Mr Swann (pictured) expressed his frustration that he will leave his post with no confirmed budget and a projected £450 million overspend.
“I warned a month ago that the current stalemate amounted to the sabotage of our current health service,” he told reporters at the Department of Health in Belfast.
“I’m angry that politics has got in the way of making the progress that our patients require because it’s hard to find the words to how disgusted, how frustrated and how angry I am today, having spent some time this morning with health workers in the Causeway Hospital, having spent time as minister with health workers across health and social care.
“Be in no doubt, more patients are going to come to harm as a result of the political position that we will find ourselves in from midnight tonight.
“I believe that an election won’t help anyone, it will simply get in the way of the work that needs doing.”

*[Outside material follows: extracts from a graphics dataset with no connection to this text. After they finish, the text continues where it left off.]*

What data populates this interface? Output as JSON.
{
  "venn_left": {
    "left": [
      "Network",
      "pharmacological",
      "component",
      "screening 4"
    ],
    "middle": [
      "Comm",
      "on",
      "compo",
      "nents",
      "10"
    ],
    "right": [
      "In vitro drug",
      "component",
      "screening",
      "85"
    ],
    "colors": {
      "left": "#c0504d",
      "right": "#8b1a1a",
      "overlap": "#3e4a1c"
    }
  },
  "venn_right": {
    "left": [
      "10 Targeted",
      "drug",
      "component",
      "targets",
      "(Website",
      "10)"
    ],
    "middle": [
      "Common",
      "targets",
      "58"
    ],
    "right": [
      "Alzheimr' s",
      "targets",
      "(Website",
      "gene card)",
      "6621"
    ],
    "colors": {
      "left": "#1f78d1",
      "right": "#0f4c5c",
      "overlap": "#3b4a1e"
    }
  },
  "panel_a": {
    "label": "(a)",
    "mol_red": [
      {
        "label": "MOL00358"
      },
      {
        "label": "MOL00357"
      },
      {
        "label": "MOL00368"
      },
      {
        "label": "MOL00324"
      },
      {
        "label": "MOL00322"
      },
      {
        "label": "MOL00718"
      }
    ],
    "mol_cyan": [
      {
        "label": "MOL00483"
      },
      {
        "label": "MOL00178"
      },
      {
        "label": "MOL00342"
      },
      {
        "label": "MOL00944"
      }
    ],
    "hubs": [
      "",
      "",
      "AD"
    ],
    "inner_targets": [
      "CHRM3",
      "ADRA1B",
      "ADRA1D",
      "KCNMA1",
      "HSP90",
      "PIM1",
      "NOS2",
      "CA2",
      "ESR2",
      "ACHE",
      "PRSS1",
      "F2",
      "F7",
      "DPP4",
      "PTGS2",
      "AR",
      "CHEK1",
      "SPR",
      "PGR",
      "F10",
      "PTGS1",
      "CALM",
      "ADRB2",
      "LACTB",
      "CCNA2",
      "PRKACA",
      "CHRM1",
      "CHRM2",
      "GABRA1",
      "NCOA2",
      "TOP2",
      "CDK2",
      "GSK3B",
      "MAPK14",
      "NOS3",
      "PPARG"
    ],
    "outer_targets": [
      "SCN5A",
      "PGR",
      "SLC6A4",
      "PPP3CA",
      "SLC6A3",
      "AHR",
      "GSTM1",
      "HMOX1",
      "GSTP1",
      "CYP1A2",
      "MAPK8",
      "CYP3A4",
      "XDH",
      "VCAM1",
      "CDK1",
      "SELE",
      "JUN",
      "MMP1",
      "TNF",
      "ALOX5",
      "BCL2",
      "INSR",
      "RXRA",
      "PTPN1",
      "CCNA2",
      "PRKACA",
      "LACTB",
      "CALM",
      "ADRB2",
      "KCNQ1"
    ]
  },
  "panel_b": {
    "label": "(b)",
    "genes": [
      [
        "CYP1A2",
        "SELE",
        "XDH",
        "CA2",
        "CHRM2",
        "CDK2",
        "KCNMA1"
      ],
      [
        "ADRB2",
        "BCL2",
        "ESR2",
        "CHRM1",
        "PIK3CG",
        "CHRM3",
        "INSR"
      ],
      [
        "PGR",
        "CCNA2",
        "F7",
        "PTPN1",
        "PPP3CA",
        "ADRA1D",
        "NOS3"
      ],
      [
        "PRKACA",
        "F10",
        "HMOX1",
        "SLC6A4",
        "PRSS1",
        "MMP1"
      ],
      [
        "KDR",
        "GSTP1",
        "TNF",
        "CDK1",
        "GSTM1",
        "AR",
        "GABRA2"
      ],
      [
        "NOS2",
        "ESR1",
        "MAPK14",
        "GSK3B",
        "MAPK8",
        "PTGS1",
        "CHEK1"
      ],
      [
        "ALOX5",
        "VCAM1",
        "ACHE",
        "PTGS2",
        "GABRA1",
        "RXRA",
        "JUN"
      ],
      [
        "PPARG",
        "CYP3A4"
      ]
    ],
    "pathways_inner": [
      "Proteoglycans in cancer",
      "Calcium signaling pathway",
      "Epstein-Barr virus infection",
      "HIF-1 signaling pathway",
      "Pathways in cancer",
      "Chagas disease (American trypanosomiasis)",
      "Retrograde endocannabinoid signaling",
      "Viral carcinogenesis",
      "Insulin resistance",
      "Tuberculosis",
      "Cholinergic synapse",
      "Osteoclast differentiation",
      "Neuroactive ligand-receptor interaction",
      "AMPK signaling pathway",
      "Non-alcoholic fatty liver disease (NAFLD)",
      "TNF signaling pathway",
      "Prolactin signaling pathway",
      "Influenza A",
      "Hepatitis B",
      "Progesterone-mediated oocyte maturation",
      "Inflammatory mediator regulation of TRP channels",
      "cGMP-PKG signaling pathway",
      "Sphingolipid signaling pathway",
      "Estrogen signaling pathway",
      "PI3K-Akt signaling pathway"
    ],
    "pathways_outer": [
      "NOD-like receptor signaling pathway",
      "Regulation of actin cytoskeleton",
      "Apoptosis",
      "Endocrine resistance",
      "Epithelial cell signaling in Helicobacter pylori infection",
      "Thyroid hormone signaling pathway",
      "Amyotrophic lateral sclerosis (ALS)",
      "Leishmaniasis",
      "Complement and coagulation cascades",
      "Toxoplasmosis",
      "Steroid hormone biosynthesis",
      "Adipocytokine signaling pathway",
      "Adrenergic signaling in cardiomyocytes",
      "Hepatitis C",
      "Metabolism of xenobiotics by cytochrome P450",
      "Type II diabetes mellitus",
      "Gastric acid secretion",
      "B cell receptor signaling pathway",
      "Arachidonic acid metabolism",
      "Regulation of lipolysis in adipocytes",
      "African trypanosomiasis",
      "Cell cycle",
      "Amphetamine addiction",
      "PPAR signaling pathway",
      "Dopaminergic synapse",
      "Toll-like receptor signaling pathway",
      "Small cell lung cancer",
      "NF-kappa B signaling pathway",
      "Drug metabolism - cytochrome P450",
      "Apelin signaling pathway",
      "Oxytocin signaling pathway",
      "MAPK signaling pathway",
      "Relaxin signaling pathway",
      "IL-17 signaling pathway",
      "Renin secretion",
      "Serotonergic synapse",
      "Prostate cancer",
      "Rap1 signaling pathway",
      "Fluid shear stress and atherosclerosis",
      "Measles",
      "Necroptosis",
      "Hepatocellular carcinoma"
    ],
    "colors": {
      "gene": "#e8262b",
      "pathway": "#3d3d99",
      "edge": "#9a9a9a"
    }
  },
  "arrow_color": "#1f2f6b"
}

He said the health service was in a fragile position and has now been left with no political leadership, no budget and no decision-making ability.
“I am truly fearful for what lies ahead,” he said.
“I believe, and it’s not easy to say this, I believe that the public has been let down by the politics here in Northern Ireland.
“I believe our health workers have been let down by the politics here in Northern Ireland, and I deeply regret that the lack of funding and the lack of an executive has prevented me and has prevented the department in getting a pay offer for our health and care staff over the line.
“It is likely that that full pay settlement will need further funding from Westminster as well, and without that I fear that industrial action across our health service is inevitable.
“I would also say to the current government, when you give tax cuts to the very rich and increase banker bonuses, I think you lose the right to lecture anyone about health workers on pay.”
Mr Swann said health workers and patients “deserve better”.
“My hope is that we get a joined up and grown-up politics, delivered from the next executive and assembly,” he said.
“We have to unite to put things right.
“One of the benefits that I’ve had being in this office was that party politics were truly removed from health during the pandemic, and I believe that that’s the way the health service should be supported, and should be sustained.”